For example to fetch hcentric distance information:

To fetch everything for vector type variables with shape 3 e.g: hci_pos, hci_vel, hee_pos:

This is the raw data contained within the orbit CDF. This opens the possibility to search for SOAR metadata directly using Solar Distance and also the possibility to download files using solar distance. Internally we derive the time intervals from the AU distances supplied.

For example: TAP Metadata request for MAG Level 2 files measured below 0.5 AU

For direct data download: TAP request for MAG Level 2 files measured below 0.5 AU (CAREFUL -returns 18/19GB tar for anonymous user)

Asynchronous versions of these requests also work e.g

It could be nice to expose some of this functionality from the soar-sunpy package

Proposed solution

Consider exposing some of this functionality via the soar-sunpy package.

ebuchlin commented 1 month ago

Thanks for opening this issue.
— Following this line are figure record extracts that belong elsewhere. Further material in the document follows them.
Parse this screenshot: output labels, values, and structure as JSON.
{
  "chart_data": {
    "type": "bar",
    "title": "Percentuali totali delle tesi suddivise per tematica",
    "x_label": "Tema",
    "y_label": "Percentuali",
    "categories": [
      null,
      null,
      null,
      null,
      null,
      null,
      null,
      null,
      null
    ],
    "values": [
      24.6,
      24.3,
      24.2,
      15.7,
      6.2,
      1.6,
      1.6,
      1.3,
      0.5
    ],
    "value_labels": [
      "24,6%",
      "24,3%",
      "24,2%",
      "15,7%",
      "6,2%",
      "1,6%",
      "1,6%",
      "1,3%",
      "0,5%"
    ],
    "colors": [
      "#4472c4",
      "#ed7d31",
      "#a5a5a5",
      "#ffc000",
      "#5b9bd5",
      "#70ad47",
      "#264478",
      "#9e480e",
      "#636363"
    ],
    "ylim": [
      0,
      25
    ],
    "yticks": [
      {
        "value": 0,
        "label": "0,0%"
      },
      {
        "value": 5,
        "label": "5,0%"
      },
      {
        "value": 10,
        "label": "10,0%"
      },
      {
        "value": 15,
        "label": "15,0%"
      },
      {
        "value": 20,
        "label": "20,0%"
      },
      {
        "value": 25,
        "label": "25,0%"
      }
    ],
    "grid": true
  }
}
As far as I understand, from sunpy-soar point of view this could be 2 functionalities:

Am I correct?

Also, for searching by Sun distance, can't we just search by distance_sun_obsv (from the FITS tables) instead of using doQueryFilteredByDistance? Is this column indexed? Maybe the issue is that the information is split other several tables for the different instruments, but we are already doing separate queries for other metadata involving these tables.

JonCook commented 1 month ago

Hi @ebuchlin - thanks for the comment. Sorry I could not meet you in person at the SOWG. I was connected for a while today.
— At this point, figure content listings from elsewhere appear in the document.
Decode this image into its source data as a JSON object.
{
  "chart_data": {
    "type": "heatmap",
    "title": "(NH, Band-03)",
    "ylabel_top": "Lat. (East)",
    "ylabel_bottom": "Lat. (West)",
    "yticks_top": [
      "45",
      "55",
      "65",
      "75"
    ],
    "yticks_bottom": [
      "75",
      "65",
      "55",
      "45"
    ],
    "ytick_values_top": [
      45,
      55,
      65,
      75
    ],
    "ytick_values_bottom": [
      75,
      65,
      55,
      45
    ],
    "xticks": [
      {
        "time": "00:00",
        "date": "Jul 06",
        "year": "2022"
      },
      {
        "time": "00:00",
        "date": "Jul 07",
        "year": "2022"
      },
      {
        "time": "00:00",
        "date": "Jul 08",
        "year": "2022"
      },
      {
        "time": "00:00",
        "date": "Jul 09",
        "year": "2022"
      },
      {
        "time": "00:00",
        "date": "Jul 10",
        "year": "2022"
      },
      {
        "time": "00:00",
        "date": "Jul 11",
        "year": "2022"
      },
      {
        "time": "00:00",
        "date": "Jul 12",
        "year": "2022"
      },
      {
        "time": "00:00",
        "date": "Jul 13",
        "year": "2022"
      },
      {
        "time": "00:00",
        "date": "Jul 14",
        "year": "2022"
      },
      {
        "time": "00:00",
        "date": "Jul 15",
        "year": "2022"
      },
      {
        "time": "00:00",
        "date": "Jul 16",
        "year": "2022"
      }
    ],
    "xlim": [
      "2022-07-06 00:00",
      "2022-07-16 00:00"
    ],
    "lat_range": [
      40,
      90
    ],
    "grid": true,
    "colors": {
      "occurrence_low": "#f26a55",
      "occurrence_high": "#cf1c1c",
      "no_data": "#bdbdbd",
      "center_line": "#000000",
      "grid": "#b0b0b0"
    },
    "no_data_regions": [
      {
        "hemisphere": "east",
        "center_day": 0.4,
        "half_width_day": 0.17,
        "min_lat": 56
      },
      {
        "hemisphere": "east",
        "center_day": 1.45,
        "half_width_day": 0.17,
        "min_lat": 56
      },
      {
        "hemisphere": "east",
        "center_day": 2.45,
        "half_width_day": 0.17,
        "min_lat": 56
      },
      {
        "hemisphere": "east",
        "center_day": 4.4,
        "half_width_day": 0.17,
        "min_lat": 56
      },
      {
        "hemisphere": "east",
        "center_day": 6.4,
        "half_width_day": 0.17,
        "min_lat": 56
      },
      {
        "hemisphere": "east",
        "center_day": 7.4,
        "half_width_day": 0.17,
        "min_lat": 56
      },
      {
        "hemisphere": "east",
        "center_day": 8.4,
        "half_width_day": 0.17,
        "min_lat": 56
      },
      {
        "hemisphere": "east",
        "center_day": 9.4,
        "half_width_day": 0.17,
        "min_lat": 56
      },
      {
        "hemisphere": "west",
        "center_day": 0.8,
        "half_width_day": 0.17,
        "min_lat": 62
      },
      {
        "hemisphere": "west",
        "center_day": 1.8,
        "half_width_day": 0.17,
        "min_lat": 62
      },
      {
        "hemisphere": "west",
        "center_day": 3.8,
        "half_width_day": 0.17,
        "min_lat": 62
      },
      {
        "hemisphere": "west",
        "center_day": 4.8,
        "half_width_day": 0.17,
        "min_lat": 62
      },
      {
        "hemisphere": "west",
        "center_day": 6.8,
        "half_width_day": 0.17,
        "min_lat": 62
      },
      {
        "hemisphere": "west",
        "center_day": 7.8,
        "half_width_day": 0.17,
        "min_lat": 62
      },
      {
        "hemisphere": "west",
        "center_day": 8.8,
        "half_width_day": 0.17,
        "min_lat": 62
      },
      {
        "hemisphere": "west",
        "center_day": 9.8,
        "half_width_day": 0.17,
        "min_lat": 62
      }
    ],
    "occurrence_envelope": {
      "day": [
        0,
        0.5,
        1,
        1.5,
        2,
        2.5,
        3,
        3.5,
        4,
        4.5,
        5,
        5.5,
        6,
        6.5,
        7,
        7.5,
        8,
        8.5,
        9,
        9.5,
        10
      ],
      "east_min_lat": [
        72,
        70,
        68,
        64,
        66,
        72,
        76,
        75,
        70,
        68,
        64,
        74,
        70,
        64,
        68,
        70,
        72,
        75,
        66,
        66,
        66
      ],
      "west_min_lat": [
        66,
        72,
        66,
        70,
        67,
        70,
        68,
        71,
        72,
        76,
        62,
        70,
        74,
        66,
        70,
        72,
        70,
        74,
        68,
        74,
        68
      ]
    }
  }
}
Yes, that could be two possible functionalities. I guess anything else that you might want to use the data in the orbit file as well. I'm not an expert on that ;-)

For the column distance_sun_obsv - it is only present in L2+ FITS files and not all instruments have L2 files (stx) and it would require several joins across many different tables which could lead to very large and cumbersome queries. It is not indexed currently, so could also perform quite slowly. I know it can be done, but not all users are experts with ADQL.
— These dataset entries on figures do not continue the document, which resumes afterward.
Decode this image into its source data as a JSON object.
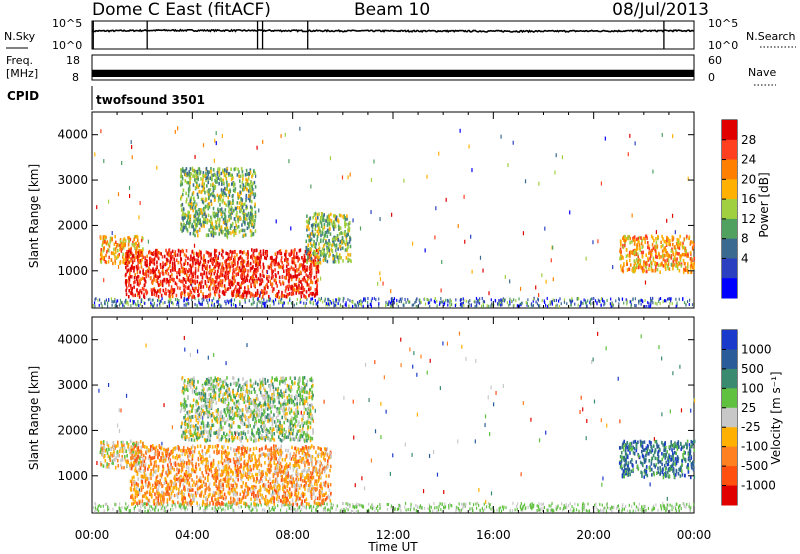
{
  "chart_data": [
    {
      "type": "line",
      "title": "Dome C East (fitACF)",
      "beam_label": "Beam 10",
      "date": "08/Jul/2013",
      "left_axis": {
        "label_top": "N.Sky",
        "ticks": [
          "10^5",
          "10^0"
        ]
      },
      "right_axis": {
        "label": "N.Search",
        "ticks": [
          "10^5",
          "10^0"
        ]
      },
      "x_range_hours": [
        0,
        24
      ],
      "series": [
        {
          "x": [
            0,
            3,
            6,
            9,
            12,
            15,
            18,
            21,
            24
          ],
          "y": [
            1600,
            2200,
            2000,
            1800,
            1700,
            1600,
            1500,
            1700,
            1900
          ]
        }
      ],
      "y_scale": "log",
      "ylim": [
        1,
        100000
      ],
      "spikes_hours": [
        0.05,
        2.2,
        6.6,
        6.8,
        8.6,
        22.8
      ]
    },
    {
      "type": "line",
      "left_axis": {
        "label_lines": [
          "Freq.",
          "[MHz]"
        ],
        "ticks": [
          "18",
          "8"
        ]
      },
      "right_axis": {
        "label": "Nave",
        "ticks": [
          "60",
          "0"
        ]
      },
      "x_range_hours": [
        0,
        24
      ],
      "ylim": [
        8,
        18
      ],
      "band_mhz": [
        10.4,
        10.9
      ]
    },
    {
      "type": "table",
      "row_label": "CPID",
      "value": "twofsound 3501"
    },
    {
      "type": "heatmap",
      "ylabel": "Slant Range [km]",
      "xlabel": "",
      "xlim_hours": [
        0,
        24
      ],
      "ylim_km": [
        180,
        4500
      ],
      "yticks": [
        "1000",
        "2000",
        "3000",
        "4000"
      ],
      "colorbar": {
        "label": "Power [dB]",
        "ticks": [
          "28",
          "24",
          "20",
          "16",
          "12",
          "8",
          "4"
        ],
        "colors": [
          "#e00000",
          "#ff4020",
          "#ff8000",
          "#ffb000",
          "#a0d040",
          "#50a060",
          "#3a6a90",
          "#2a40c0",
          "#0000ff"
        ]
      },
      "regions": [
        {
          "x": [
            0.3,
            2.0
          ],
          "y_km": [
            1200,
            1800
          ],
          "level_db": 18
        },
        {
          "x": [
            1.3,
            9.0
          ],
          "y_km": [
            450,
            1500
          ],
          "level_db": 28
        },
        {
          "x": [
            3.5,
            6.5
          ],
          "y_km": [
            1800,
            3300
          ],
          "level_db": 14
        },
        {
          "x": [
            8.5,
            10.3
          ],
          "y_km": [
            1200,
            2300
          ],
          "level_db": 12
        },
        {
          "x": [
            21.0,
            24.0
          ],
          "y_km": [
            1000,
            1800
          ],
          "level_db": 20
        }
      ]
    },
    {
      "type": "heatmap",
      "ylabel": "Slant Range [km]",
      "xlabel": "Time UT",
      "xlim_hours": [
        0,
        24
      ],
      "ylim_km": [
        180,
        4500
      ],
      "xticks": [
        "00:00",
        "04:00",
        "08:00",
        "12:00",
        "16:00",
        "20:00",
        "00:00"
      ],
      "yticks": [
        "1000",
        "2000",
        "3000",
        "4000"
      ],
      "colorbar": {
        "label": "Velocity [m s⁻¹]",
        "ticks": [
          "1000",
          "500",
          "100",
          "25",
          "-25",
          "-100",
          "-500",
          "-1000"
        ],
        "colors": [
          "#1a3acc",
          "#2a5c9a",
          "#3a8a70",
          "#60c040",
          "#c8c8c8",
          "#ffb000",
          "#ff8020",
          "#ff5010",
          "#e00000"
        ]
      },
      "regions": [
        {
          "x": [
            0.3,
            2.0
          ],
          "y_km": [
            1200,
            1800
          ],
          "velocity": -100
        },
        {
          "x": [
            1.5,
            9.5
          ],
          "y_km": [
            400,
            1700
          ],
          "velocity": -250
        },
        {
          "x": [
            3.5,
            8.8
          ],
          "y_km": [
            1800,
            3200
          ],
          "velocity": 0
        },
        {
          "x": [
            21.0,
            24.0
          ],
          "y_km": [
            1000,
            1800
          ],
          "velocity": 200
        }
      ]
    }
  ]
}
Also this column is in meters not AU although I suppose it can be converted. Finally, can we really trust these values are accurate. As we have seen for example with SOOP information and other metadata quite often the information is incorrect and there is no way to check it easily at our end.

Using doQueryFilteredByDistance hides all this complexity and lets you search for any type/level of file by solar distance accurately, as internally it uses ranges of time derived from the orbit file. So no dependency on metadata inside the FITS (apart from start/end time which is in the filename). begin/end time is indeed indexed as well.

It is almost exactly the same endpoint as doQuery, just with the doQueryFilteredByDistance and DISTANCE parameter - so hopefully quite intuitive to use if you have already used the other one.

I hope that helps answer any doubts

Many Thanks

ebuchlin commented 1 month ago

Thanks for the explanation. Still a question: can such API endpoints be used directly with astroquery or PyVO? It seems that these packages assume REQUEST to be doQuery for TAP queries.

I am not sure I fully understand TAP 1.0 but it says "All requests to execute (/async or /sync) a query using a query language must include REQUEST=doQuery and must include the LANG parameter."

On the other hand TAP 1.1 says that "REQUEST=doQuery" is "obsolete", so I am bit lost.

Is the TAP version of the ESA service specified somewhere, and is REQUEST=doQueryFilteredByDistance allowed by one of these standards?

JonCook commented 1 month ago

Hi @ebuchlin - let me have a look into it a bit. Its a good question

JonCook commented 4 weeks ago

Hi @ebuchlin - sorry for the delay. I'm afraid I can't tell you about the subtle differences in the different versions of TAP. I know that ESA TAP services are fully TAP compliant and SOAR is implementing TAP 1.1

What I can also say is that our TAP services such as SOAR are using TAP+ which is the ESAC Space Data Centre (ESDC: https://www.cosmos.esa.int/web/esdc/) extension of the Table Access Protocol.

TAP+ is fully compatible with TAP specification. TAP+ adds more capabilities like authenticated access and persistent user storage area and in this case you could consider REQUEST=doQueryFilteredByDistance as an extension to the standard TAP.

I was playing a bit:

service = vo.dal.TAPService("https://soar.esac.esa.int/soar-sl-tap/tap")
query = service.create_query("SELECT * FROM soar.v_sc_data_item WHERE instrument='MAG' AND level='L2'")
query['REQUEST'] = 'doQueryFilteredByDistance'
query['DISTANCE'] = '(0.28,0.49)'
print(query)
print(str(query.queryurl))

result = query.execute()
print(result)

It seems possible override the REQUEST parameter. What did not work was adding a new DISTANCE parameter, but maybe one of the python gurus can help out there.

I hope that helps. Perhaps in the future we could consider making this feature available somehow via the standard doQuery metadata request

Thanks Jonathan